Note: Girl Scouts of Manitou Council provides Crisis/Emergency Procedure Cards for volunteers. These can be found in new troop packets or from membership development managers. We also provide Health History Cards for the girls, these should always be on file with the troop advisors and available for any Girl Scout activity. These can also be found in the new troop packet or from membership development managers.
o Read Volunteer Orientation Handbook pages 24-26
o Become familiar with Safety Activity Checkpoints
Troops are encouraged to meet in public/community buildings. Note: Do not sign any contracts or agreements. Contracts and agreements need to be submitted to your membership development manager for council signature. Before meeting with girls you will need to make sure all the girls are registered. If a girl is not registered then she needs to attend meetings with a parent/guardian.
o Read Volunteer Orientation Handbook pages 11-14
Think about why it’s important to have a parent/guardian meeting before the first troop meeting.a. Write two reasons in the spaces below.b. For both reasons, describe how the troop will benefit.
Managing Group Finances
Every troop with at least $100 is required to establish a checking account from a council-approved financial institution. In this section you will learn more about how to set this up.
Troop Money Earning
Girl Scout troops are financed by dues, money-earning activities, and a share of money earned through council-sponsored cookie sale activities.
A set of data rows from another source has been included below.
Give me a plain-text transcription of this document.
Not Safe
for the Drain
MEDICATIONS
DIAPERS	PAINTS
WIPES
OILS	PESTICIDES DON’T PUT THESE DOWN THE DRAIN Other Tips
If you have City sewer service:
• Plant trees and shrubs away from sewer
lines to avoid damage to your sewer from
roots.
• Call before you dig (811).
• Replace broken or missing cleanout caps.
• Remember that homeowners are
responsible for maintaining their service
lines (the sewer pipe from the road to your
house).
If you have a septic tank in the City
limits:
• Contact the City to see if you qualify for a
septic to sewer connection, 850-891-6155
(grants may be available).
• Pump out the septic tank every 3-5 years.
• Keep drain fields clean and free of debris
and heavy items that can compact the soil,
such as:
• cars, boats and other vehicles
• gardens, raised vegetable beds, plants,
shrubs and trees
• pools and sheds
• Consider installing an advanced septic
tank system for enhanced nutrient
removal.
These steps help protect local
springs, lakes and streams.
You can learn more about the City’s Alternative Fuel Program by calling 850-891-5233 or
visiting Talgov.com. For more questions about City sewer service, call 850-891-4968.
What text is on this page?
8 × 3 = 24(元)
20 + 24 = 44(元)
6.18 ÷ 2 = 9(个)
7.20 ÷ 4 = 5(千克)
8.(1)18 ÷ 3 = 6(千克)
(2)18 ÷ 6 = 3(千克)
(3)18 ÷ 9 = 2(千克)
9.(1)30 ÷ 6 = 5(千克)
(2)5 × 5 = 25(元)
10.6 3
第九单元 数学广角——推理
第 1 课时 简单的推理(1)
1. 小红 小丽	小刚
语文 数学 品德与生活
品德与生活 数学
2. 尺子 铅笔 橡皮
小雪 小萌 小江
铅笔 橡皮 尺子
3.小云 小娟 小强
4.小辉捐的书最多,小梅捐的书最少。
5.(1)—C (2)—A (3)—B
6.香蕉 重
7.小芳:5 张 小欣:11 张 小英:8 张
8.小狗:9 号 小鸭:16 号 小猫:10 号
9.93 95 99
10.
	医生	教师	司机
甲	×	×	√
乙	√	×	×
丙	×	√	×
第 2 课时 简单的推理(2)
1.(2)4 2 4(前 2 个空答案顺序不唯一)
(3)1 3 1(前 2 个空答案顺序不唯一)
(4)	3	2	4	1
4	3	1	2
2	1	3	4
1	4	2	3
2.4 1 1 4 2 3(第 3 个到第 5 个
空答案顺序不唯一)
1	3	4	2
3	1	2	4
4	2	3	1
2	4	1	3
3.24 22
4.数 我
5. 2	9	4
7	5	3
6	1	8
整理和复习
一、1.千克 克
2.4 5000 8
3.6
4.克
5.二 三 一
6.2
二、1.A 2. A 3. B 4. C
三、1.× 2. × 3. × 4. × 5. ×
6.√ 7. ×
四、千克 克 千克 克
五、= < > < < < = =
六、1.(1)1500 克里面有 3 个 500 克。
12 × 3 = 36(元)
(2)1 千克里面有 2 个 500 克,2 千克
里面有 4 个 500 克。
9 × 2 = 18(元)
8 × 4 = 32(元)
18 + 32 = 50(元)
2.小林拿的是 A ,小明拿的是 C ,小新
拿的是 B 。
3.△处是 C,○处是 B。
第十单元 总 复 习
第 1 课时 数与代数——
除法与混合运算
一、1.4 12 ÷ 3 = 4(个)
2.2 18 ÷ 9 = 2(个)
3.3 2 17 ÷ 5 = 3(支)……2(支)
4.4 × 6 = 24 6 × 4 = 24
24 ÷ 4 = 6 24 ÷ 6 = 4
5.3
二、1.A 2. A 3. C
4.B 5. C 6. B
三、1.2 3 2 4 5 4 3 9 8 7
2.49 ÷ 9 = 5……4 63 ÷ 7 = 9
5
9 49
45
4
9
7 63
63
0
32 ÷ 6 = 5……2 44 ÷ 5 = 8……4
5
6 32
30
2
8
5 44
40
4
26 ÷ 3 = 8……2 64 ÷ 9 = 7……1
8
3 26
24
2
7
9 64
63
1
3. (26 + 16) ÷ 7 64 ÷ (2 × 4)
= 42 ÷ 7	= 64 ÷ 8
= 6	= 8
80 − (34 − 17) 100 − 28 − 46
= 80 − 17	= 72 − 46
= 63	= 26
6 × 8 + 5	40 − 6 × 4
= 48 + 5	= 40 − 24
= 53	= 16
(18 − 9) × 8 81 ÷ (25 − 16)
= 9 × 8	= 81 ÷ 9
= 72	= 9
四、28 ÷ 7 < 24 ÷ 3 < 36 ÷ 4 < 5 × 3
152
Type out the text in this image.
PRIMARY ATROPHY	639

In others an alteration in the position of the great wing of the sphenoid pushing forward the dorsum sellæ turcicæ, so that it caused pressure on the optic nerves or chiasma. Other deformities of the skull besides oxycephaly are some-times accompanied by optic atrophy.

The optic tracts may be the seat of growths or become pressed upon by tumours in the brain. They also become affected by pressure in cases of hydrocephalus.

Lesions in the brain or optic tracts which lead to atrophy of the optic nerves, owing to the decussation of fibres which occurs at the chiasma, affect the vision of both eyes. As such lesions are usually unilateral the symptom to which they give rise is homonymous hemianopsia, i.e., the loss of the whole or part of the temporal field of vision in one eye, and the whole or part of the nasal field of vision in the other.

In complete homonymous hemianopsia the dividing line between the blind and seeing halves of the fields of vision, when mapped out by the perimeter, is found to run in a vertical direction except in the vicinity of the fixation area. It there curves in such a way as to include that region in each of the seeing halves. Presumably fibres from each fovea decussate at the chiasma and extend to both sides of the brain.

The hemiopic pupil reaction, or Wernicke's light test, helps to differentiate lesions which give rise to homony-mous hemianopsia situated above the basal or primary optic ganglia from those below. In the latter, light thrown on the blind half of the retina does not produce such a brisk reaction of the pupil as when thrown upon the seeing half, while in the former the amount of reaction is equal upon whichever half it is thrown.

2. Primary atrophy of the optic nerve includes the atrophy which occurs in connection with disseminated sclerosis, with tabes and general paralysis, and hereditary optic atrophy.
o Read Volunteer Orientation Handbook pages 21-23
Note: For more information read Chapter 5: Managing Group Finances in Volunteer Essentials online at www.gsmanitou.org.
Troop Money Earning Overview
It is important to know that a girl and adult are only covered under the Girl Scout Activity Accident Insurance if they are a registered member. This insurance is meant to be secondary medical insurance in the event of an accident or injury. It is important to know that any other non-registered girl or child (the Girl Scout term is Tagalong) at a Girl Scout meeting or activity is not covered under the Girl Scout Activity Accident Insurance. We do not advise having Tagalongs at meetings. Most often a Tagalong is a sibling. We ask parents and troop advisors to please find other accommodations.
o Read Volunteer Orientation Handbook page 25
Note: For more information read Chapter 4: Safety Wise in Volunteer Essentials online at www.gsmanitou.org.
Note: The Web can be a great place to find resources, however, please be mindful as you are searching on the Web that some resources and materials can be outdated. Use your best judgment and use your research skills to be sure the information you are finding is relevant. As we say in the Girl Scout Law - use your resources wisely.
Keep in Mind: You will want to visit www.gsmanitou.org often. The Web site is where you will find all current information on girl resources, the Girl Scout Cookie Activity, adult learning opportunities, property rental, and more.
If you have not already done so please complete Girl Scouting 101. Girl Scouting 101 and Council 101 are required for Girl Scout Advisors.